The House needs to know what, in the view of the Opposition, has changed between then and now.

Mr. Grieve: First, there is no incompatibility between what my right hon. and learned Friend said and what I said. Secondly, the major change that has taken place since then is that information has come to light that has led to public disquiet about what information the Government had on weapons of mass destruction and how they used it. That is why the Government set up the Butler inquiry.

Mr. Rammell: I wholly refute what the hon. Gentleman says. If the public disquiet to which he refers exists now, it existed then. That is why the shadow Foreign Secretary called for an independent judicial inquiry. There is a significant difference between what the hon. Gentleman said today and what his right hon. and learned Friend said as recently as October last year. That demonstrates yet again that nobody knows more about opportunism than Conservative Front Benchers.

I listened carefully to the comments of my hon. Friend the Member for Blaenau Gwent (Llew Smith), who is no longer in the Chamber. He said that the House needs to know whether Ministers deliberately distorted evidence to justify the case for war, and implied that we could well have done. I shall choose my words carefully, because I have the greatest respect for hon. Members who, in opposing the decision to go to war, reached a conclusion that differed from mine. However, they do not have a monopoly on conviction or sincerity in this regard. I respect their right to put forward their views, but I wish that they would respect the right of Government Front Benchers similarly to argue from the position of conviction and sincerity.

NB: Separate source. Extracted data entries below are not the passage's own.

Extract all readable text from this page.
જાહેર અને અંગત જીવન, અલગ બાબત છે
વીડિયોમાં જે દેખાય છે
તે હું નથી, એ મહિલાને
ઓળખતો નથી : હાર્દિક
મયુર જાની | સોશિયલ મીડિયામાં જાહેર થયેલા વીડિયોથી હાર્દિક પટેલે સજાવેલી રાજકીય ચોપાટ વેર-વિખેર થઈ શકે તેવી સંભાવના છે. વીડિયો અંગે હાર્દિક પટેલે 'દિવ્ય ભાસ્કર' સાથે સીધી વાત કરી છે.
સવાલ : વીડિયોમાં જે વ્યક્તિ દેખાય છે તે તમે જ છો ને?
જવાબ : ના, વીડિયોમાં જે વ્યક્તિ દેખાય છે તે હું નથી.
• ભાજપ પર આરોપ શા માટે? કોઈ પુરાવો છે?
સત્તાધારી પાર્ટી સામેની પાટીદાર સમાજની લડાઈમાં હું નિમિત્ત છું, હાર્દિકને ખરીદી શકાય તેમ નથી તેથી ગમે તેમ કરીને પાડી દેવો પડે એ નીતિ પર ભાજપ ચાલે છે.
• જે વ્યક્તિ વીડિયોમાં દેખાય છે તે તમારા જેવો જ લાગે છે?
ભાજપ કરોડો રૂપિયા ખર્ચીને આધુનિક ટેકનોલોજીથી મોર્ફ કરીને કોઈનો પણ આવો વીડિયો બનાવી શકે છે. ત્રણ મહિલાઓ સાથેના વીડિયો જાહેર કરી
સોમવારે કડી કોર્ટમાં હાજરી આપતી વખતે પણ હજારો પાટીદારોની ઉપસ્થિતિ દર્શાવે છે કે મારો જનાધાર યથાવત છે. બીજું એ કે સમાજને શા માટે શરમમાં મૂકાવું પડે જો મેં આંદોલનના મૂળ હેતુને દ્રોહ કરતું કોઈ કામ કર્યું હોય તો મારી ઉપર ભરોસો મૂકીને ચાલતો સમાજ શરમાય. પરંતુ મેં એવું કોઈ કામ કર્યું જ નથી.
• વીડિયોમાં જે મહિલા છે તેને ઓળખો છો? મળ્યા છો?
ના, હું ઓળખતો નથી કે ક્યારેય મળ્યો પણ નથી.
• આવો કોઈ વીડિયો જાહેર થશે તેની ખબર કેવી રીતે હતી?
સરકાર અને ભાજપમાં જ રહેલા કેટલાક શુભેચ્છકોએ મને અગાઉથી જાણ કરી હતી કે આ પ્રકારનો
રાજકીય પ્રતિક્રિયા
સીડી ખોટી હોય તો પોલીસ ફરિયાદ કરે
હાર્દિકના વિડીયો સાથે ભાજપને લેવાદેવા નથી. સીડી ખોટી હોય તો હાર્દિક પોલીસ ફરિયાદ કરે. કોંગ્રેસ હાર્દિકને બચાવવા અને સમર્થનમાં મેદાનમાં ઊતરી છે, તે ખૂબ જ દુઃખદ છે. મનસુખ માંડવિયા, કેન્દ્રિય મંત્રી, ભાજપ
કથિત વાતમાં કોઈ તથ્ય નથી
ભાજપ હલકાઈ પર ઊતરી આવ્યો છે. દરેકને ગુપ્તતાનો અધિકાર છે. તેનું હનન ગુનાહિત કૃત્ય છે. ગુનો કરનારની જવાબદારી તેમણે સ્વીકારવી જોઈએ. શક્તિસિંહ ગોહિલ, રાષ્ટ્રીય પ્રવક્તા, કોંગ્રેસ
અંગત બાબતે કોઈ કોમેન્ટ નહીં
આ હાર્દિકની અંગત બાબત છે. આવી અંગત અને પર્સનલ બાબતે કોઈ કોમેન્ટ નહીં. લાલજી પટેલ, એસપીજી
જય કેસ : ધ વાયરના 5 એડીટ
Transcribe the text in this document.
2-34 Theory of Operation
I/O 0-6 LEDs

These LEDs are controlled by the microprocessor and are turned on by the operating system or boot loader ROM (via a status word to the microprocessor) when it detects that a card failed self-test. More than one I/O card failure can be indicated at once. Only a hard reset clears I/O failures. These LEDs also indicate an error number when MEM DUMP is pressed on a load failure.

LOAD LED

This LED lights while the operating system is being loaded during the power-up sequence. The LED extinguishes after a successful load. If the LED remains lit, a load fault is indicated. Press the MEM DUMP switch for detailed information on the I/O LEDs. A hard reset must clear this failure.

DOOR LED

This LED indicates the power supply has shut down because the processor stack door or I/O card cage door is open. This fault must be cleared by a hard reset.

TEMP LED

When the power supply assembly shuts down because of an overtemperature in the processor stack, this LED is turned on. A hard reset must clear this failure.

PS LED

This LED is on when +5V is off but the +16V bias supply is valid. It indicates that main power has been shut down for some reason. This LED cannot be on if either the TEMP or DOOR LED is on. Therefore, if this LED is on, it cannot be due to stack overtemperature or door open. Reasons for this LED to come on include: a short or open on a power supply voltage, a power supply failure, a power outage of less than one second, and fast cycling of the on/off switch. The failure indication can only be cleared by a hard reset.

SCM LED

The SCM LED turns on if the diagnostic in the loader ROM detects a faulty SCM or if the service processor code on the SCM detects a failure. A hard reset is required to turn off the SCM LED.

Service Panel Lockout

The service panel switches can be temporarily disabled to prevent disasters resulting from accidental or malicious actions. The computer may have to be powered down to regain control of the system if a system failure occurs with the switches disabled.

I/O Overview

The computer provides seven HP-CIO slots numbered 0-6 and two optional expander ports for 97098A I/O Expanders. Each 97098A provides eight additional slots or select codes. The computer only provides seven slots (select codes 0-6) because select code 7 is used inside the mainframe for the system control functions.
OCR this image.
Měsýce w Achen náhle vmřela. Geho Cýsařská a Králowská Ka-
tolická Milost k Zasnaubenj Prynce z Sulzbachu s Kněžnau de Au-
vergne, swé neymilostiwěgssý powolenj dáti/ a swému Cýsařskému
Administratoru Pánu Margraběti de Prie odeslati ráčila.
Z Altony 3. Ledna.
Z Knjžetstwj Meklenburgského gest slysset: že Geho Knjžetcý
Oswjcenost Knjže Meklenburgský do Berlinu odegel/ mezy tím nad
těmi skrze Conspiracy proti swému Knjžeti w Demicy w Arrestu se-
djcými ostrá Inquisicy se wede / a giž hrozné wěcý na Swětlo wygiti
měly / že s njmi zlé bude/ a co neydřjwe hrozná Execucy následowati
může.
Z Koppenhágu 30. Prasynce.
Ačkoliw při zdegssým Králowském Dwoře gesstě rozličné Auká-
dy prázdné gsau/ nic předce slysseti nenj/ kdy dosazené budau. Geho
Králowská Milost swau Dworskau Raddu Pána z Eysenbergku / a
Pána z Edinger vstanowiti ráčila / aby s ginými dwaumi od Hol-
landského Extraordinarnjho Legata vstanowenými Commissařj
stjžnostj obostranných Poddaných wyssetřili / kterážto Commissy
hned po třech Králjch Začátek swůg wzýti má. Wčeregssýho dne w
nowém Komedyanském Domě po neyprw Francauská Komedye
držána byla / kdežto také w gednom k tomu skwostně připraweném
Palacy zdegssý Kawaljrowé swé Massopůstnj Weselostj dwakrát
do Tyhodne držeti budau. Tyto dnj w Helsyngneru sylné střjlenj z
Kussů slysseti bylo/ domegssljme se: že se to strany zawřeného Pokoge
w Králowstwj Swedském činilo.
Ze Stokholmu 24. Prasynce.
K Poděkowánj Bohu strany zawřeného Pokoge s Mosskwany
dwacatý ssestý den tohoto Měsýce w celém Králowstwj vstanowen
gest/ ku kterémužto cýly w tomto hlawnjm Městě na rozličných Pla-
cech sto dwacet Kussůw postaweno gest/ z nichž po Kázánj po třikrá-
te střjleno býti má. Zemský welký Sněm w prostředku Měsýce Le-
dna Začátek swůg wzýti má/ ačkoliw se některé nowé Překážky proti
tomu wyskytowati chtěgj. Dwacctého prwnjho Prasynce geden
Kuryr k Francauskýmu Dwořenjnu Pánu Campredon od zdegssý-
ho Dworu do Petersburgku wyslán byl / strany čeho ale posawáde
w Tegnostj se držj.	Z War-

As for the allegation that we distorted and fabricated evidence and misled the House, that has been refuted on three separate occasions. The cross-party Intelligence and Security Committee, the cross-party Foreign Affairs Committee and the Hutton inquiry all concluded in terms that we did not distort—to use the jargon, "sex up"—the dossier and that we took reasonable decisions based on the evidence before us. I wish that hon. Members who disagree with our decision to go to war would at least concede that point to us.

9 Mar 2004 : Column 1454

My hon. Friend raised the issue of Jeremy Greenstock's comments and the argument that the first Security Council resolution had no "automaticity" in terms of deciding to go to war. That is a key argument that needs to be addressed. I stress that Security Council resolution 1441 did not revive the 678 authorisation immediately on its adoption. In that very significant sense, there was no "automaticity". The resolution rightly afforded Iraq a final opportunity to comply and provided for any failure by Iraq to be "considered" by the Security Council. However—this is the key point—that paragraph in the resolution does not mean that no further action could be taken without a new resolution by the Security Council. Had that explicitly been the intention, it would have provided that the Security Council would decide what needed to be done to restore international peace and security, not, as the resolution actually stated, to consider the matter. The choice of words was explicit and deliberate. A proposal that there should be a requirement for a decision by the Security Council—a position that was initially maintained by several of its members—was not adopted. Instead, rightly in my view, the Security Council opted for the formula that it must consider the matter before any action was taken. That is fundamentally what happened.

The right hon. and learned Member for North-East Fife (Sir Menzies Campbell) knows from many of the issues with which we have been involved that I have the greatest respect for him. This afternoon, however, he questioned the legal basis for going to war. Yet on 24 September 2002, in the run-up to war, he made it clear that he believed that there was a legal basis. He said:

He was right then and I wish that he had followed the thrust of his argument. His words in September 2002 do not sit easily with his comments today.

Sir Menzies Campbell: Does the Minister concede that I consistently said that military action must be seen as a last resort when all other diplomatic and political alternatives have been exhausted, and that the source of international law is to be found not only in the United Nations and its charter or resolutions but in customary international law?